Not so surprisingly, the BRICS countries all gather in the BREAK OUT quadrant, with Russia perhaps loitering a bit too closely to WATCH OUT. Interestingly, a string of European countries occupy STALL OUT. It would’ve been more interesting had they lined up geographically for the portrait. Relative to the other zones, the STAND OUT grouping is quite the republic of representatives.
Our Digital Evolution Index (DEI), created by the Fletcher School at Tufts University (with support from Mastercard and DataCash), is derived from four broad drivers: supply-side factors (including access, fulfillment, and transactions infrastructure); demand-side factors (including consumer behaviors and trends, financial and Internet and social media savviness); innovations (including the entrepreneurial, technological and funding ecosystems, presence and extent of disruptive forces and the presence of a start-up culture and mindset); and institutions (including government effectiveness and its role in business, laws and regulations and promoting the digital ecosystem).

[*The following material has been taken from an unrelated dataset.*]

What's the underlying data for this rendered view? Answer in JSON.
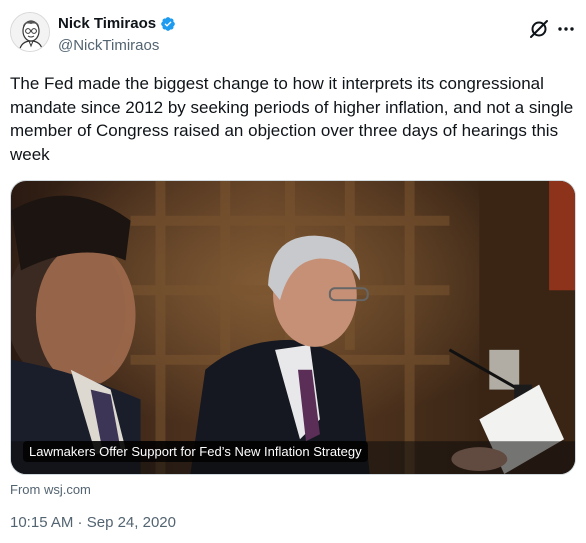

The resulting index includes a ranking of 50 countries, which were chosen because they are either home to most of the current 3 billion internet users or they are where the next billion users are likely to come from.
The stinger behind the research though is that the digital future has a significant twist. The Information Age began on desktops and moved to other devices. It’s destiny – for the next seismic event – will be held in the hand of a billion people in areas remote and unseen to date.
What does the future hold? The next billion consumers to come online will be making their digital decisions on a mobile device – very different from the practices of the first billion that helped build many of the foundations of the current e-commerce industry.